Samsung Warns Of 3D TV Hazards

Stroke, seizure, and motion sickness are among the potential health effects from watching 3D televisions.

Antone Gonsalves, Contributor

April 20, 2010

2 Min Read

Warning: Watching 3D television could be hazardous to your health.

Samsung has posted on its Australian Web site a long list of potential hazards from watching 3D TVs. The possible maladies range from a stroke or epileptic seizure to eyestrain or motion sickness.

The warnings are reminiscent of potential health problems connected to the use of early virtual reality technology. Researchers found the use of such technology could cause eyestrain, motion sickness, nausea, and other physiological problems. Possible psychological effects included hallucinations and disassociation from the real world.

Samsung warned that the flashing images or lights contained in 3D TV images or video games could trigger an epileptic seizure or stroke in some people. The consumer electronics maker also listed a number of problems that may require seeing a doctor.

Teenagers and children were most susceptible to the symptoms, which included altered vision, lightheadedness, dizziness, involuntary movements such as eye or muscle twitching, confusion, nausea, loss of awareness, convulsions, cramps, and disorientation.

Less serious problems that would require taking a break from watching a 3D TV until the symptoms went away included motion sickness, disorientation, eyestrain, and decreased postural stability.

Samsung recommended that people who are in bad physical condition, tired, or have been drinking alcohol should not watch 3D. The company also warned against sitting too close to the screen for long periods of time, which could damage eyesight.

Samsung also warned that the glasses that come with the TVs should not be worn for anything other than watching 3D images to avoid damaging a person's eyesight.

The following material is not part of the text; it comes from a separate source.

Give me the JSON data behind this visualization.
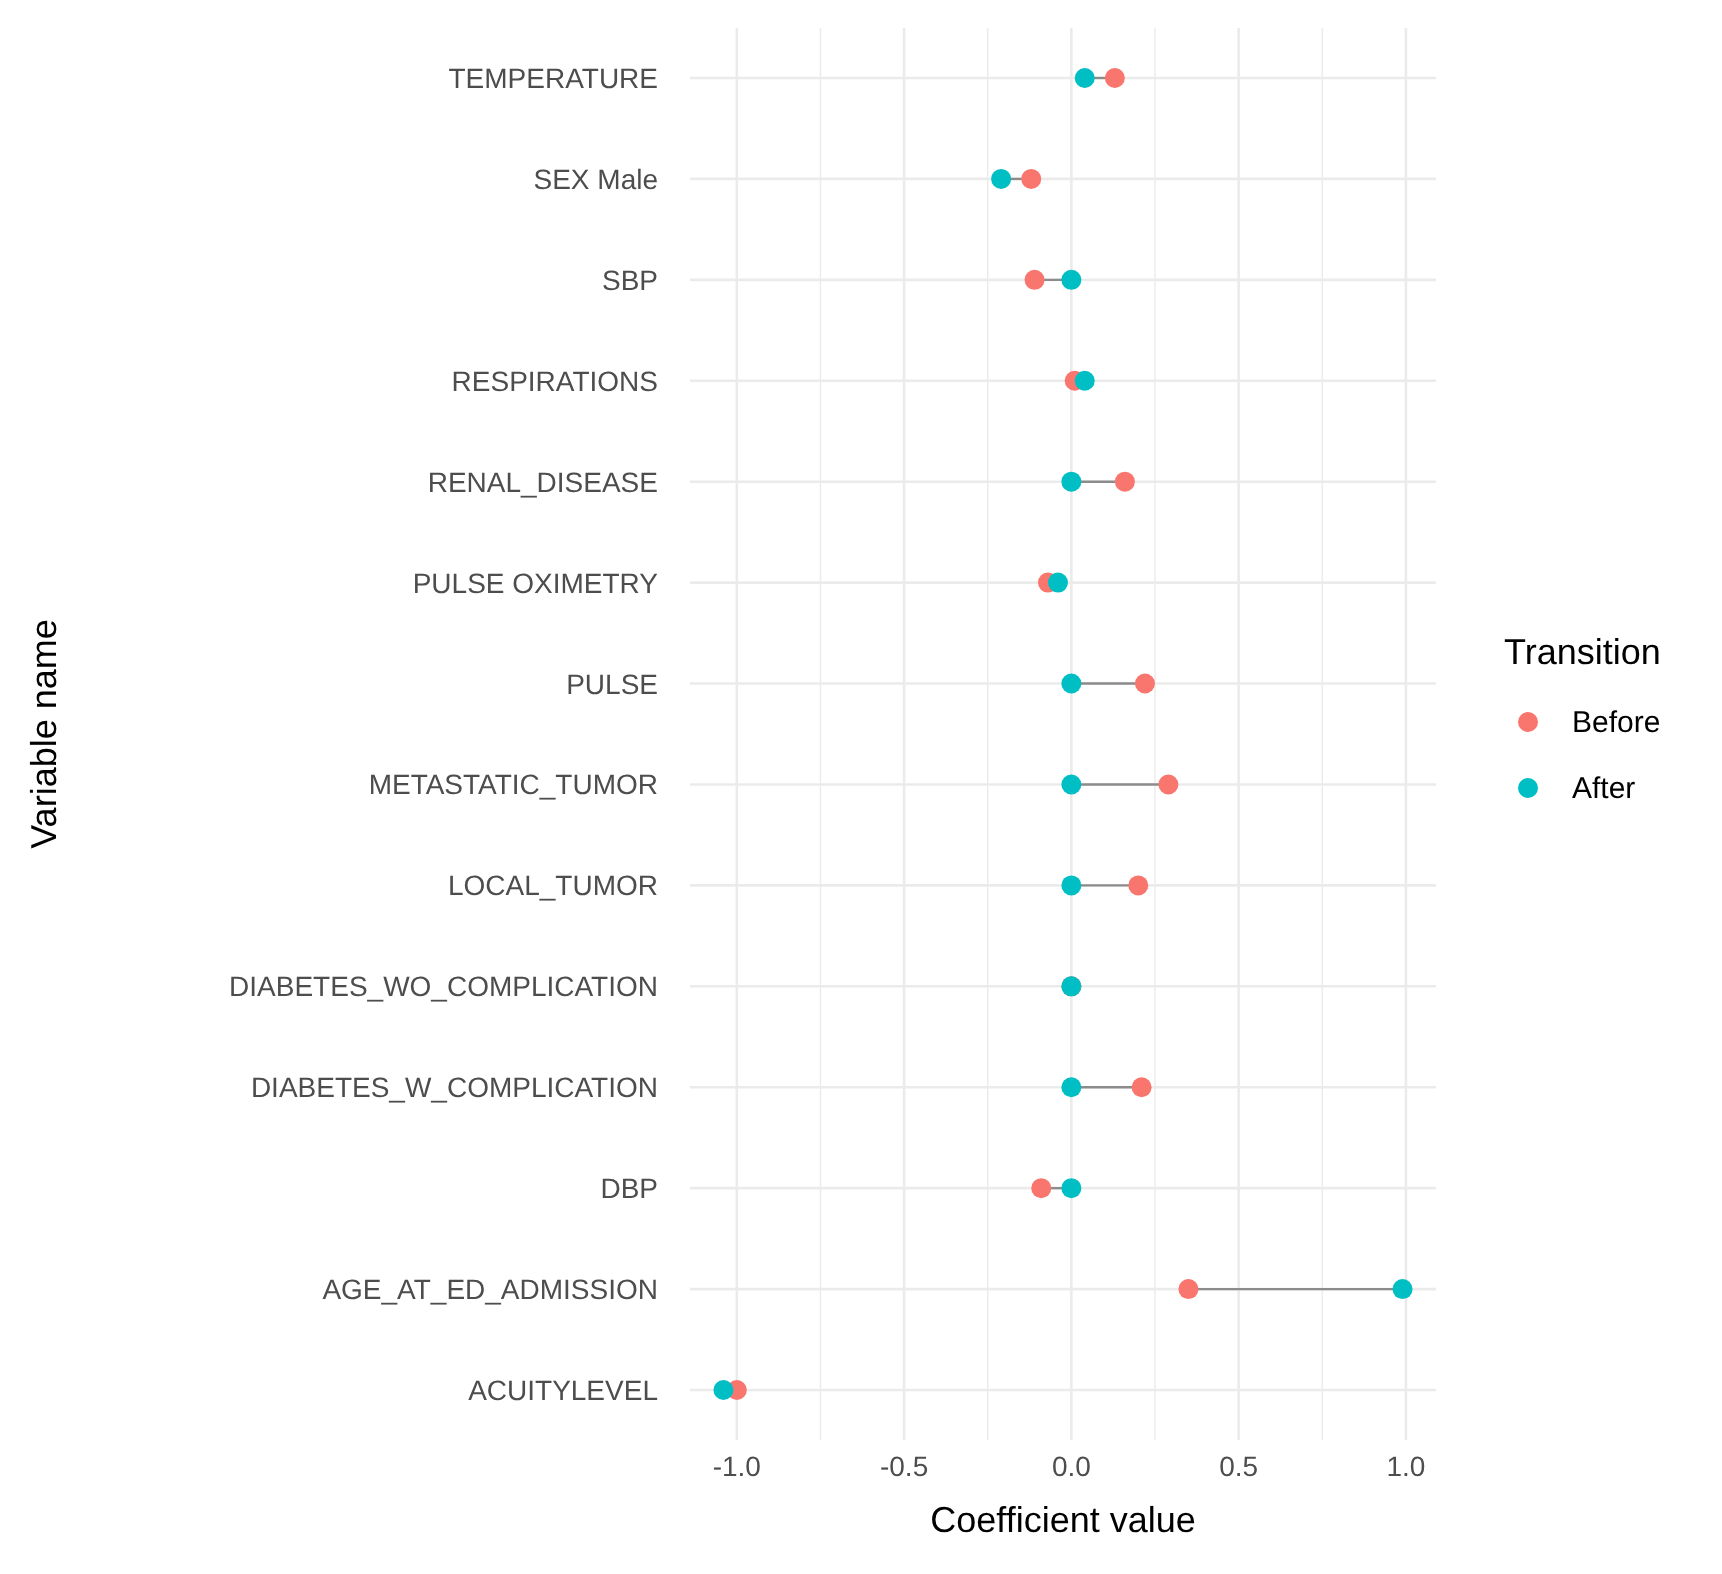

Also, because 3D TVs could cause disorientation, the company recommended not placing them near open stairwells, cables, balconies, or other objects that may cause injury.

While the 3D TV market is in its infancy, the growing amount of content available in 3D is expected to gradually drive sales. Global 3D TV shipments will rise to 78 million units by 2015, rising at a compound annual growth rate of 80% from 4.2 million units this year, according to iSuppli. Revenue will increase to $64.4 billion during the same timeframe, from $7.4 billion this year.

Samsung competitors in the emerging market include Panasonic and Sony.